The intervention was introduced in randomly selected schools and was based on similar models used in other war-inflicted countries, consisting of 15 sessions over a period of time using non-special personnel. Topics covered in the session included safety, stabilization, awareness and self-esteem, trauma, coping skills, reconnecting with the social context, and planning for the future.
The results showed improvements in some participants’ mental health and conduct behavior, including improvements in the ability to settle disputes in a non-violent way. On the personal front, these sessions helped students overcome their contextual stressors and enabled them to envision a better life. At the structural level, the younger generation was made aware of the consequences of conflict, furthering the cause for a peaceful and harmonic existence.
Whether or not a program can be scaled is dependent on a host of factors. The scope of this investigation is to enquire about scaling mental health interventions that need even more contextual precision. A study reviewed the effectiveness and scalability of such interventions and looked into the factors potentially influencing the scale-up of mental health interventions.
Scaling requires an increase in resources, which in this case, would be in the form of a qualified mental health workforce. This will help make mental health services accessible while also establishing them as a part of the mainstream health care systems available to the masses.
However, just like every other intervention, the aim is to make the system efficient and self-sufficient in due time, which requires transitioning from field experts to non-experts taking up the responsibilities. This can be facilitated through guidelines, templates, and manuals, providing common intervention frameworks.
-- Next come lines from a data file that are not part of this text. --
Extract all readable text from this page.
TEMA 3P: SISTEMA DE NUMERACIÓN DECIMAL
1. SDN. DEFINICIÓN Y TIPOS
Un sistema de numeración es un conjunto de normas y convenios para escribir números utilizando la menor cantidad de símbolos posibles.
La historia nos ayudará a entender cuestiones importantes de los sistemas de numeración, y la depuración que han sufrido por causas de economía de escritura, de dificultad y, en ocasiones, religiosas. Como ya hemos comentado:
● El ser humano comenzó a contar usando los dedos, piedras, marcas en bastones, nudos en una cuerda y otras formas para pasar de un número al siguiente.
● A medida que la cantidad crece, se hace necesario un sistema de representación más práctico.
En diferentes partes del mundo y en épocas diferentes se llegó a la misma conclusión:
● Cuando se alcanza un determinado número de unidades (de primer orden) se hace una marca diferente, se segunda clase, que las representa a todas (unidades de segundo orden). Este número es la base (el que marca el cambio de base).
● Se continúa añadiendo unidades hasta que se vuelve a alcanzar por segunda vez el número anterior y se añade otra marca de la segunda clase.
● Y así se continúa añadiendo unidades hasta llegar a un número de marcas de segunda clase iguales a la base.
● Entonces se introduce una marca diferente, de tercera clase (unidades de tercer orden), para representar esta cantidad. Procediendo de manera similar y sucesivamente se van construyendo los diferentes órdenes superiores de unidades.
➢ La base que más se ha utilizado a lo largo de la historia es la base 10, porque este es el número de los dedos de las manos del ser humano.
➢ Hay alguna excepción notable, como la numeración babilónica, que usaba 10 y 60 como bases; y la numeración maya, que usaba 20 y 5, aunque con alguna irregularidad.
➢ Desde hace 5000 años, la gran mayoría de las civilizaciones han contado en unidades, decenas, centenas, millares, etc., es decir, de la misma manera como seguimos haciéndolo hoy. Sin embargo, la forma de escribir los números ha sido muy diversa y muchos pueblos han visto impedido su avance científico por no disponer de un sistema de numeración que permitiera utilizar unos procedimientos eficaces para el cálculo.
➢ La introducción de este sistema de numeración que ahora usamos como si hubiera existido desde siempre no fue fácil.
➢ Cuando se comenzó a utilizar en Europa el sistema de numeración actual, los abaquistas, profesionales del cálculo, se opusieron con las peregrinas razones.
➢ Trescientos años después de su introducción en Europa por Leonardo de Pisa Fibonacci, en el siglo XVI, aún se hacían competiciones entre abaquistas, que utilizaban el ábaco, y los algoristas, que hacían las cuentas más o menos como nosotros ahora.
In addition to digitizing the medium of intervention, these can prove helpful in the scaling process. Meanwhile, it is also important to maintain program fidelity to ensure that scale-up happens as intended. This happens through training provisions and knowledge transfer to provide skills for consistency.
Adapting to different contexts is one of the most crucial parts of any scaling project. Learnings from other countries facing conflict helped shape the program intervention in Sri Lanka, as discussed before. Similarly, within a transnational context, different geographies may require different sets of mental health services as part of the intervention, for which data becomes central to the aim for success.
Currently, mental health interventions and data are available for high-income nations, leaving a concerning gap of evidence on interventions in low- and middle-income countries. This is where the policy ecosystem can step in to advocate for this issue and further the cause of mental health services so that we may finally be able to access the care that everyone needs—be it physical or mental.